The people who struggled to make homes in that watershed lived lives of constant insecurity. Just making a living was dangerous enough — you might fell a tree on yourself, get kicked in the head by a horse or succumb to the myriad diseases for which there was nothing but folk remedies.

Add to that the militant hostility of the region’s native peoples — some of the most formidable wilderness fighters ever bred, fighting to preserve their way of life. Any day could bring terror down on a settler or a hunter and his family.

The government wasn’t much help. It was weak, distant and distracted by other things, like trying to win independence from Great Britain and then forge some kind of union. Formal military expeditions against the Ohio tribes tended to end in farce or disaster.

It was independent ranging companies led by the likes of Captain Samuel Brady or Simon Kenton that secured the frontier. That and countless unheralded individual acts of courage and fortitude.

Brooks, wordsmith that he is, calls it “decentralized citizen action.” Those frontiersmen would have likely called it gumption. Gumption might not get you through, but you sure as hell weren’t going to make it without it.

The world is a hell of a lot more complex than it was in the 1780s, and maybe that complexity — and a life of heretofore unimaginable wealth, convenience and ease — has leached a lot of the gumption out of the American bloodline. But not all of it.
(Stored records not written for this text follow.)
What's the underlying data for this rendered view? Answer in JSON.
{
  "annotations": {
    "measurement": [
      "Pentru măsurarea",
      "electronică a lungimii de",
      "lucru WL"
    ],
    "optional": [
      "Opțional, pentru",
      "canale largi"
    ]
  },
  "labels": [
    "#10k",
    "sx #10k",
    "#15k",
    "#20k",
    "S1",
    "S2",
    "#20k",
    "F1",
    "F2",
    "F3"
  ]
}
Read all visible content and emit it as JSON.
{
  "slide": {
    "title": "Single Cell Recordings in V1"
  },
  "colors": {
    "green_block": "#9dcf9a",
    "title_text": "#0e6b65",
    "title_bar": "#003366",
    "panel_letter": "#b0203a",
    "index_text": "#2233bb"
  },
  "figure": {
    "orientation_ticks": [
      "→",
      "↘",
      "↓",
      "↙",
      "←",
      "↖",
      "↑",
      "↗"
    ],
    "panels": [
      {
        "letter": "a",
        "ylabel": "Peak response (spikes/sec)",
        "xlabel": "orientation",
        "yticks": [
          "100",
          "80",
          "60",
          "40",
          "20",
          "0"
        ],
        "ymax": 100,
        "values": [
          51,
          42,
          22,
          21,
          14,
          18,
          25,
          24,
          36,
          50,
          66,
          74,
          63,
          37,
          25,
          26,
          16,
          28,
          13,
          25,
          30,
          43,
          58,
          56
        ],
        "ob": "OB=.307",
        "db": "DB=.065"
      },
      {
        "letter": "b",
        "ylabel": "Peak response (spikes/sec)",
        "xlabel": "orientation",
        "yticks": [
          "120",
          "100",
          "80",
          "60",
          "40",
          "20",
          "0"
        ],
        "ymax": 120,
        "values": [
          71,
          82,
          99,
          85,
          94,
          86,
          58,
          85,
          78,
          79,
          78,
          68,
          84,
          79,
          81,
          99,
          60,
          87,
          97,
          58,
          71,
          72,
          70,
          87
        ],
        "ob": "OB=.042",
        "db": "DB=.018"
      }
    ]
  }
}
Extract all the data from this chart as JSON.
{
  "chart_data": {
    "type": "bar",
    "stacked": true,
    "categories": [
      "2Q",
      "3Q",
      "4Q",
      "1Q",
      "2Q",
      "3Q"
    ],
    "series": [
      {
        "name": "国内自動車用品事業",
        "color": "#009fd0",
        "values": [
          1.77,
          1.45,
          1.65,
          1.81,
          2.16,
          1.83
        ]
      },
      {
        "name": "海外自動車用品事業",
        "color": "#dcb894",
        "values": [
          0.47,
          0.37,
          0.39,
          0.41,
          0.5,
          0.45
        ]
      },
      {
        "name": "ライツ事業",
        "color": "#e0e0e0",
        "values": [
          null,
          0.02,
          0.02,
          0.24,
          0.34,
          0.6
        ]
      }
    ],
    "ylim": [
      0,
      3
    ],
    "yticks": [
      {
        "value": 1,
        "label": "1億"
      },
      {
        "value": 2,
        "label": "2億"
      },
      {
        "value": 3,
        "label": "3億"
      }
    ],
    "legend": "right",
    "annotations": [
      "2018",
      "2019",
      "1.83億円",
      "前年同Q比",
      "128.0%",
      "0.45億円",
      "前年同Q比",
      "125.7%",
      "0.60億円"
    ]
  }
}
There’s still plenty of room for “nonexpert civilians” with “the spirit to take the initiative” to make good things happen and to stop bad things from happening.

We see it a lot in Sisters, actually. We built our own elementary school classrooms, we help our neighbors, we band together to weather storms both physical and economic.

That’s gratifying evidence that the pioneer spirit is still alive. Let’s hope we never lose it.